Goal: {{phase.goal}}

Scope:
- 可做: {{phase.scope.include}}
- 不可做: {{phase.scope.exclude}}

Context:
{{phase.context}}

Deliverables:
- {{phase.deliverables}}

Quality bar:
- {{phase.quality_criteria}}
`
})

const result = wait({ ids: [agentId], timeout_ms: {{phase.timeout_ms || 300000}} })
close_agent({ id: agentId })

Parallel Fan-out Pattern (multiple independent agents):

// Phase N: {{phase.name}} (Parallel)
const agentIds = {{phase.agents}}.map(agentConfig => {
  return spawn_agent({
    message: `
## TASK ASSIGNMENT

### MANDATORY FIRST STEPS (Agent Execute)
1. **Read role definition**: ${agentConfig.role_file} (MUST read first)
2. Read: .workflow/project-tech.json

---

Goal: ${agentConfig.specific_goal}
Scope: ${agentConfig.scope}
Deliverables: ${agentConfig.deliverables}
`
  })
})

// Batch wait for all agents
const results = wait({
  ids: agentIds,
  timeout_ms: {{phase.timeout_ms || 600000}}
})

// Handle timeout
if (results.timed_out) {
  const completed = agentIds.filter(id => results.status[id].completed)
  const pending = agentIds.filter(id => !results.status[id].completed)
  // Decision: continue waiting or use partial results
}

// Aggregate results
const aggregated = agentIds.map(id => results.status[id].completed)

// Cleanup
agentIds.forEach(id => close_agent({ id }))

Deep Interaction Pattern (multi-round with send_input):

// Phase N: {{phase.name}} (Deep Interaction)
const agent = spawn_agent({
  message: `
## TASK ASSIGNMENT

### MANDATORY FIRST STEPS (Agent Execute)
1. **Read role definition**: {{agent.role_file}} (MUST read first)

---

### Phase A: {{phase.initial_goal}}
Goal: {{phase.initial_goal}}
Output: Findings + Open Questions (if any)

Output format for questions:
\`\`\`
CLARIFICATION_NEEDED:
Q1: [question] | Options: [A, B, C] | Recommended: [A]
\`\`\`

### Phase B: {{phase.followup_goal}}
Trigger: Receive answers via send_input
Output: Complete deliverable
`
})

// Round 1: Initial exploration
const round1 = wait({ ids: [agent], timeout_ms: {{phase.timeout_ms || 600000}} })

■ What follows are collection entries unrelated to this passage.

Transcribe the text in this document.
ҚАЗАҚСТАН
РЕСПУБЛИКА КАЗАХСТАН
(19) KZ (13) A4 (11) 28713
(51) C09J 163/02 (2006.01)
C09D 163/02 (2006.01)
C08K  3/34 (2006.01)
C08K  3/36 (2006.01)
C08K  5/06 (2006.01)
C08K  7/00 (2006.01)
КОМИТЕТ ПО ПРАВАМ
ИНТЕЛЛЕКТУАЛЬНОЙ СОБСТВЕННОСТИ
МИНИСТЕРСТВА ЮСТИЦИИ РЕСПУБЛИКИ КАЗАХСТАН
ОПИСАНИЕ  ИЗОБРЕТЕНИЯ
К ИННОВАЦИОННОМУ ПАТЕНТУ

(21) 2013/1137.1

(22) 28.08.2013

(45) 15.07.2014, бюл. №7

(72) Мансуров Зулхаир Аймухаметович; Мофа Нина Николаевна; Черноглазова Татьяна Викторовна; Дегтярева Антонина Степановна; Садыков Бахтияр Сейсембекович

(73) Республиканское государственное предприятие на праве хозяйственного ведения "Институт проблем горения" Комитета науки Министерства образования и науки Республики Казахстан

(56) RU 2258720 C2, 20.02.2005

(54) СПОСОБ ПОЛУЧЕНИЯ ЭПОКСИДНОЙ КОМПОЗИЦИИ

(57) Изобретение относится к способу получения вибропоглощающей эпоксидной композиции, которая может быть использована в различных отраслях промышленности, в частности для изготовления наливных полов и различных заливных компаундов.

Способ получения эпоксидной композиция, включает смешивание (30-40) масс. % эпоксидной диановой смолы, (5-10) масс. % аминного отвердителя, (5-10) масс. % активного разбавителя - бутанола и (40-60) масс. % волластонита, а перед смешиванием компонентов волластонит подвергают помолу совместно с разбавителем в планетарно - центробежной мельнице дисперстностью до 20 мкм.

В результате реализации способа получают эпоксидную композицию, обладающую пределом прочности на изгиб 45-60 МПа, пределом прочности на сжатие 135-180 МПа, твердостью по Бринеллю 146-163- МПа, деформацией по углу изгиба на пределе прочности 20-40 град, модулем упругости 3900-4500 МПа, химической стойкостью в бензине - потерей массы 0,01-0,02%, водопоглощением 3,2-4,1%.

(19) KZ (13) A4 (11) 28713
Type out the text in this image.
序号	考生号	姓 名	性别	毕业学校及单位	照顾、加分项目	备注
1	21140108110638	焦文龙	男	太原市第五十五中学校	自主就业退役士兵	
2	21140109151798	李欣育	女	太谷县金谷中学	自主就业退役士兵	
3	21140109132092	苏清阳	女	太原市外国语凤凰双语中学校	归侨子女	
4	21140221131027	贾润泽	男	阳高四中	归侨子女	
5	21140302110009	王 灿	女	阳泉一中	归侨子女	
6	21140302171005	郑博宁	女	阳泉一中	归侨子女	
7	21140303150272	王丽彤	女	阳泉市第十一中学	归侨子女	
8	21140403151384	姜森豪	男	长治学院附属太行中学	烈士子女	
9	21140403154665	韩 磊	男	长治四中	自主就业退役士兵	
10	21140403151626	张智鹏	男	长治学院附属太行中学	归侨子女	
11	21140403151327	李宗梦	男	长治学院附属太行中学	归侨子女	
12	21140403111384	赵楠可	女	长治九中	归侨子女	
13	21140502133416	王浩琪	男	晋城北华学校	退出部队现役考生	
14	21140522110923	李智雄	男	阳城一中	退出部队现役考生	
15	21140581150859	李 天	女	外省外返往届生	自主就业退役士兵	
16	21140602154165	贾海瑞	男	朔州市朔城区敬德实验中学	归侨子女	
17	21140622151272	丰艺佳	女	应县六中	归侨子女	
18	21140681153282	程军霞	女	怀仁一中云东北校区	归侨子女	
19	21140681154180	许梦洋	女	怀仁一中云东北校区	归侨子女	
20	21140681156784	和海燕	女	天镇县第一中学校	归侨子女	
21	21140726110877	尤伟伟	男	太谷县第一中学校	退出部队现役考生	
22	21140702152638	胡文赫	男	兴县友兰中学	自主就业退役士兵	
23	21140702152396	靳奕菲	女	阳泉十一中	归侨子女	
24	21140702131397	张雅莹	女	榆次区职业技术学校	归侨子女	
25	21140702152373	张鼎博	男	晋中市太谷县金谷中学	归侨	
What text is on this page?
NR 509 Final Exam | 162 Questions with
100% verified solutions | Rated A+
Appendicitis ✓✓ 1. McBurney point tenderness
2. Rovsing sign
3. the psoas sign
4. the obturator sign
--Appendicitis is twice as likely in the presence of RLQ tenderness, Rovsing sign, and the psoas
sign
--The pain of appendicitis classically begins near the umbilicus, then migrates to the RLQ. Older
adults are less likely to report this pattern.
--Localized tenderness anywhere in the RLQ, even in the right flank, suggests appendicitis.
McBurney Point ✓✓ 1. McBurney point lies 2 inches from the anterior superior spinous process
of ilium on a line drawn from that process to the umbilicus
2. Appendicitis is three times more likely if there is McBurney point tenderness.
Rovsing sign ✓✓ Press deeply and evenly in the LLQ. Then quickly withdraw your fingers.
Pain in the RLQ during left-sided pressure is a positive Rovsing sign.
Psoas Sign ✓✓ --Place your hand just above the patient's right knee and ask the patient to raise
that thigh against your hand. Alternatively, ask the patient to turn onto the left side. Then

// Check for clarification needs
const needsClarification = round1.status[agent].completed.includes('CLARIFICATION_NEEDED')

if (needsClarification) {
  // Collect user answers (orchestrator responsibility)
  const answers = collectUserAnswers(round1)

  // Continue interaction
  send_input({
    id: agent,
    message: `
## CLARIFICATION ANSWERS
${answers}

## NEXT STEP
Proceed with Phase B: {{phase.followup_goal}}
`
  })

  const round2 = wait({ ids: [agent], timeout_ms: {{phase.timeout_ms || 900000}} })
}

close_agent({ id: agent })

Pipeline Pattern (sequential agent chain):

// Phase N: {{phase.name}} (Pipeline)

// Stage 1
const agent1 = spawn_agent({ message: stage1Prompt })
const result1 = wait({ ids: [agent1] })
close_agent({ id: agent1 })

// Stage 2 (uses Stage 1 output)
const agent2 = spawn_agent({
  message: `
## TASK ASSIGNMENT
...
## PREVIOUS STAGE OUTPUT
${result1.status[agent1].completed}
...
`
})
const result2 = wait({ ids: [agent2] })
close_agent({ id: agent2 })

Step 2.6: Generate Lifecycle Management Section

## Lifecycle Management

### Timeout Handling

| Timeout | Action |
|---------|--------|
| Agent completes within timeout | Process result, close_agent |
| Agent times out (partial) | Option 1: continue wait / Option 2: send_input to urge convergence / Option 3: close_agent and use partial |
| All agents timeout | Log warning, retry with extended timeout or abort |

### Cleanup Protocol

After ALL phases complete or on error:
1. Verify all agent IDs have been closed
2. Report any agents still running
3. Force close remaining agents

\`\`\`javascript
const allAgentIds = [] // accumulated during execution
allAgentIds.forEach(id => {
  try { close_agent({ id }) } catch { /* already closed */ }
})
\`\`\`

Step 2.7: Write Orchestrator File

Apply template from templates/orchestrator-template.md with generated content.

Write the complete orchestrator to the output path.

Output

  • File: {outputPath} — generated Codex orchestrator
  • Variable: generatedFiles.orchestrator = outputPath
  • TodoWrite: Mark Phase 2 completed, Phase 3 in_progress

Next Phase

Return to orchestrator, then auto-continue to Phase 3: Agent Design.